On Sun, 4 Jan 2009, Arjan van de Ven wrote:
> +
> +typedef u64 async_cookie_t;
> +typedef void (async_func_ptr) (void *data, async_cookie_t cookie);
> +
> +extern void async_schedule(async_func_ptr *ptr, void *data);
> +extern void async_synchronize_full(void);
> +extern void async_synchronize_cookie(async_cookie_t cookie);

Hmm. The cookie use doesn't seem to make much sense.

Why do you pass in the cookie to the async function, but don't return it 
to the caller? That seems backwards - you'd normally expect that it is the 
_caller_ that wants the cookie (to synchronise with a specific async 
call), not the callee. But now the only one who knows the cookie is the 
wrong entry - just the callee, not the caller.

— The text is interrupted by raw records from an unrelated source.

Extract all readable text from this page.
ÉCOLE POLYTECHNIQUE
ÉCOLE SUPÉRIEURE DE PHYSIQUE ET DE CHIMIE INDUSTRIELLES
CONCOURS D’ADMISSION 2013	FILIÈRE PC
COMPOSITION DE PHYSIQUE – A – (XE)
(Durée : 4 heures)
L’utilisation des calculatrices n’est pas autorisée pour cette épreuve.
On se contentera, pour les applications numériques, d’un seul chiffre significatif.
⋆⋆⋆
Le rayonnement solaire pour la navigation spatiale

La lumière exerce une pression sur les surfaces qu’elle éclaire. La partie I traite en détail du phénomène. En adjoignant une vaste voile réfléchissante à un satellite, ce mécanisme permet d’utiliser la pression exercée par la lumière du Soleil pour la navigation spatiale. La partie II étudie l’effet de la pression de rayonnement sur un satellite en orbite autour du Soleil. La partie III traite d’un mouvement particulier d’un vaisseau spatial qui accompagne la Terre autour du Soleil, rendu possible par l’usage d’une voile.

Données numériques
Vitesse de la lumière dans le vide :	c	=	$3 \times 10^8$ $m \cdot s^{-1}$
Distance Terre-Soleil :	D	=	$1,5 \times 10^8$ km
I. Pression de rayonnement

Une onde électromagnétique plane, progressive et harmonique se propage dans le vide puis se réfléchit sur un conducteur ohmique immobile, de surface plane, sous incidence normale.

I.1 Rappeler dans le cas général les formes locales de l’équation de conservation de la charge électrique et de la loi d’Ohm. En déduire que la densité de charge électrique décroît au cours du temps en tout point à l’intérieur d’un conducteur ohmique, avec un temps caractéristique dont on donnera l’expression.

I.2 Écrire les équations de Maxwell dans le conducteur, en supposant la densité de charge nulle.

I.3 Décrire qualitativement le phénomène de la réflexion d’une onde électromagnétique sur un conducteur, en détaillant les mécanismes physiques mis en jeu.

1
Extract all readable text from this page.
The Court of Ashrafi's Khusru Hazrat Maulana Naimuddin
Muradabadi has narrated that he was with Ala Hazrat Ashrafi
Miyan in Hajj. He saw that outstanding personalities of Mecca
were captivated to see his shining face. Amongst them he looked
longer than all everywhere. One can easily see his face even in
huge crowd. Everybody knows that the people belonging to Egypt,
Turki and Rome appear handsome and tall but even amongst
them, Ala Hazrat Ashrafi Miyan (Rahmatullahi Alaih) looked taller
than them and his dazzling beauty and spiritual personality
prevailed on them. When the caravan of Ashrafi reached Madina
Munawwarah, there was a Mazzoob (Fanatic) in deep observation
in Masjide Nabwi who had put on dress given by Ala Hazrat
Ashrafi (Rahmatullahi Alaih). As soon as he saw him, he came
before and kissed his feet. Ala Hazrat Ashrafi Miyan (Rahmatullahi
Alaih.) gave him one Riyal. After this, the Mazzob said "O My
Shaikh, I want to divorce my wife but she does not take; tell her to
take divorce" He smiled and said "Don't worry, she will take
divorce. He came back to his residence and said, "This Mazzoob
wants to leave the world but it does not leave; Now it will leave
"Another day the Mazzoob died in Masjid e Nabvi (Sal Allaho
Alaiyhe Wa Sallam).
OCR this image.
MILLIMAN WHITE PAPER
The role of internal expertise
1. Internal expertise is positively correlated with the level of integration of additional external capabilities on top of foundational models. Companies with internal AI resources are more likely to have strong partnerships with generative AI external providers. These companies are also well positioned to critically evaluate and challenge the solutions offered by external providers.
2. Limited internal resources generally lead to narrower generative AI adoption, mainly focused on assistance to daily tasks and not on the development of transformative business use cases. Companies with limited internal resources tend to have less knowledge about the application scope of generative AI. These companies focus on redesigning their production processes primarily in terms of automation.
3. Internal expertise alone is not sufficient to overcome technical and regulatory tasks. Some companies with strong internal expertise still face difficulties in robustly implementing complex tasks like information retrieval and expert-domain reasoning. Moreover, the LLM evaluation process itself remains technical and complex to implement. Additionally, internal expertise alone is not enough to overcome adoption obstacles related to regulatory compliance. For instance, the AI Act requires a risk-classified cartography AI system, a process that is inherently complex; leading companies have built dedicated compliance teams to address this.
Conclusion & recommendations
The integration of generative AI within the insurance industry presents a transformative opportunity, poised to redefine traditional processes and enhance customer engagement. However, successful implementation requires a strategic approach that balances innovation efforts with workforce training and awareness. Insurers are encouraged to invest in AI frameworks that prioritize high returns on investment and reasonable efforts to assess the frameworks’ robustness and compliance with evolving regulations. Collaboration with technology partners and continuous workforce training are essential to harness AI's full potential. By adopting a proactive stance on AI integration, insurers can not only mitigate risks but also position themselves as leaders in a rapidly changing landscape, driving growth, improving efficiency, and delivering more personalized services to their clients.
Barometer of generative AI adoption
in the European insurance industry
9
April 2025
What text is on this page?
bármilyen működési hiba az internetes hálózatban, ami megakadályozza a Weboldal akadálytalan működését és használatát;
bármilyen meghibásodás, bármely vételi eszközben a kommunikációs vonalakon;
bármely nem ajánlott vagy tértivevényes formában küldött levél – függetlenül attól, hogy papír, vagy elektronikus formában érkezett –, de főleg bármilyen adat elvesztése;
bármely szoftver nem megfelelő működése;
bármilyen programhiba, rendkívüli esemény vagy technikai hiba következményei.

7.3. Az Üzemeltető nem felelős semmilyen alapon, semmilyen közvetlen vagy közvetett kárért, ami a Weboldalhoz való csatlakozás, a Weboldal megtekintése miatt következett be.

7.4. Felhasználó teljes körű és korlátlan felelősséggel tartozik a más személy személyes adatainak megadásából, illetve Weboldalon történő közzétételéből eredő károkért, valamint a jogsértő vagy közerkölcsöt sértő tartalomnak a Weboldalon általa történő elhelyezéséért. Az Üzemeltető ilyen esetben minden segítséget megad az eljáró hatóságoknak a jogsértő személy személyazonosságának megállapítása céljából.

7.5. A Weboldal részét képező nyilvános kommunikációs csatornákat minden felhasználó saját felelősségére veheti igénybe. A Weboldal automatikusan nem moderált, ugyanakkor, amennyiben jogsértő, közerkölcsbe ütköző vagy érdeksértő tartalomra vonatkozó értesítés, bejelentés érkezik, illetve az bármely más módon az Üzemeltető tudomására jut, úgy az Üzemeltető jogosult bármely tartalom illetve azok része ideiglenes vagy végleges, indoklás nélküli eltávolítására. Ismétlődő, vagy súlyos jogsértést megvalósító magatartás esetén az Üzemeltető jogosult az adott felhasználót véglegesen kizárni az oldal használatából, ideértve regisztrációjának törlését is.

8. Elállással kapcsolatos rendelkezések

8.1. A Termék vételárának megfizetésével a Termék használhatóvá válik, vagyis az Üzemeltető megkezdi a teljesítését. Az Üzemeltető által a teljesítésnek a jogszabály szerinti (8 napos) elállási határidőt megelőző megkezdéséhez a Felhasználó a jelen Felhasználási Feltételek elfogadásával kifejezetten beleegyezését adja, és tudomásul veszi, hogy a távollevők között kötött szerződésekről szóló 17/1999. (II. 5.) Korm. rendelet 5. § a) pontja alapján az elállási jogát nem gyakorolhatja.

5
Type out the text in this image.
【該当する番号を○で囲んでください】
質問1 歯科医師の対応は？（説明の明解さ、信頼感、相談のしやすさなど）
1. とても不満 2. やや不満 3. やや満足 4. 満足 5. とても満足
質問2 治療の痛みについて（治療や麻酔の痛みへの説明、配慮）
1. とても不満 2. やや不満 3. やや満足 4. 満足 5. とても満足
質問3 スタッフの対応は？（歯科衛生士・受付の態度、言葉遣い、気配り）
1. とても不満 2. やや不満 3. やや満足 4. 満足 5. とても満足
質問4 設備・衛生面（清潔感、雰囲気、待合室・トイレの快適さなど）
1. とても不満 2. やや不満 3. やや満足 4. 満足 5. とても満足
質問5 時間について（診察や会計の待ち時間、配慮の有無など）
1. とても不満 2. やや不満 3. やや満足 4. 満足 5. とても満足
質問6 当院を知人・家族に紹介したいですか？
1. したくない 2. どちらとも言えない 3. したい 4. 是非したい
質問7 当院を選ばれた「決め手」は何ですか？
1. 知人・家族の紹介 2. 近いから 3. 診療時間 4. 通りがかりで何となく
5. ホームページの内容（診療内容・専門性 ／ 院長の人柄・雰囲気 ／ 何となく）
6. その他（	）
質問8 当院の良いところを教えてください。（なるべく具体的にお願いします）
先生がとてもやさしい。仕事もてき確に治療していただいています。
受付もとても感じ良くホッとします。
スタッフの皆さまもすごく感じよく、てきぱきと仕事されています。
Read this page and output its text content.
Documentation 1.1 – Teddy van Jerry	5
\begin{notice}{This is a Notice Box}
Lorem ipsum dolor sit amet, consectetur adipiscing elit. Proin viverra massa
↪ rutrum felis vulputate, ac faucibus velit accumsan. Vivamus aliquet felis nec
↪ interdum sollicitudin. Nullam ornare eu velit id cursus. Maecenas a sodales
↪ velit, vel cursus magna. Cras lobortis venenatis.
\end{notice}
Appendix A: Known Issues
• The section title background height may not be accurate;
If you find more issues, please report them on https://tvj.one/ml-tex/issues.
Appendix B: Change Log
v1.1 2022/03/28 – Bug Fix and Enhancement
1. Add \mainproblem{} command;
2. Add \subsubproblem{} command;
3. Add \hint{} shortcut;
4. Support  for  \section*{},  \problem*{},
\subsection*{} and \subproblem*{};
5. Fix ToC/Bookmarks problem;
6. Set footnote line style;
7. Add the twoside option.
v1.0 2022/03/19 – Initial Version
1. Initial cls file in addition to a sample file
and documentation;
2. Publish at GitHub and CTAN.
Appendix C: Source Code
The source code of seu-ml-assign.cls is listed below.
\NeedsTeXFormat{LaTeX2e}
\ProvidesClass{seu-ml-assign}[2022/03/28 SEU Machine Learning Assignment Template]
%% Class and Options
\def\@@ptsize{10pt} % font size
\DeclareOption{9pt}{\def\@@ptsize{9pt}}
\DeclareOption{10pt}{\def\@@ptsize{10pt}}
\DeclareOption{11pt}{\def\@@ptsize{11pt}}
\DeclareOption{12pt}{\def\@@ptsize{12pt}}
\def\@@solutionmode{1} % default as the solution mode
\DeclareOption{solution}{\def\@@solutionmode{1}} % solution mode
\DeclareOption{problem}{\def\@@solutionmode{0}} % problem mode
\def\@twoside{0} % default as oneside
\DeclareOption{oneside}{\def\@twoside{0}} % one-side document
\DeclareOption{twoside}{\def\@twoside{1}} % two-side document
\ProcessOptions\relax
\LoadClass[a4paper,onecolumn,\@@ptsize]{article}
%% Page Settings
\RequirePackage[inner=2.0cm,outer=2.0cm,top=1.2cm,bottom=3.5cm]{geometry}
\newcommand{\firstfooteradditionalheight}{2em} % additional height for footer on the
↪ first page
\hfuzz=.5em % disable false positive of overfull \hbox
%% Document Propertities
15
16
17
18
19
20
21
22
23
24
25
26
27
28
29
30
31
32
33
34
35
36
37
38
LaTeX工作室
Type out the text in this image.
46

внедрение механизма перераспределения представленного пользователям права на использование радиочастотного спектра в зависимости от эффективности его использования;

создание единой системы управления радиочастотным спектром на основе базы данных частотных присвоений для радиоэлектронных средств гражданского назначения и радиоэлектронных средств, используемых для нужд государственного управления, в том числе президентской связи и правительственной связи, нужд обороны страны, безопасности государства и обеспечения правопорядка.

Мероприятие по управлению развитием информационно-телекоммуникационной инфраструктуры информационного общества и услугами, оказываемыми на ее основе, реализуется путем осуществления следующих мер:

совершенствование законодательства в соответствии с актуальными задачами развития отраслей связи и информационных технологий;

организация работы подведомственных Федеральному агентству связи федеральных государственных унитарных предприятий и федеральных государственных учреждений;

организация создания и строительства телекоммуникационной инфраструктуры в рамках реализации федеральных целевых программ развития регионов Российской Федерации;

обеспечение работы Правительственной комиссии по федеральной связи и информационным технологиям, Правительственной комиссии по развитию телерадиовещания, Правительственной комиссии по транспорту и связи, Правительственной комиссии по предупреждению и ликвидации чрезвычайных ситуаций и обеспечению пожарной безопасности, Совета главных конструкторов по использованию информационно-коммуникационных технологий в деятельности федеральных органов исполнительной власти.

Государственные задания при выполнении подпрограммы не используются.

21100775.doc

Yes, yes, I read the explanation in the comments, and it says that the 
callee should do it to guarantee its own ordering, and your acpi port 
thing does that in order to apparently start a sequence that is 
asynchronous only wrt the synchronous code, but not wrt itself. That's a 
_very_ odd model, but whatever works. But wouldn't it still make sense to 
let the caller wait for individual events too?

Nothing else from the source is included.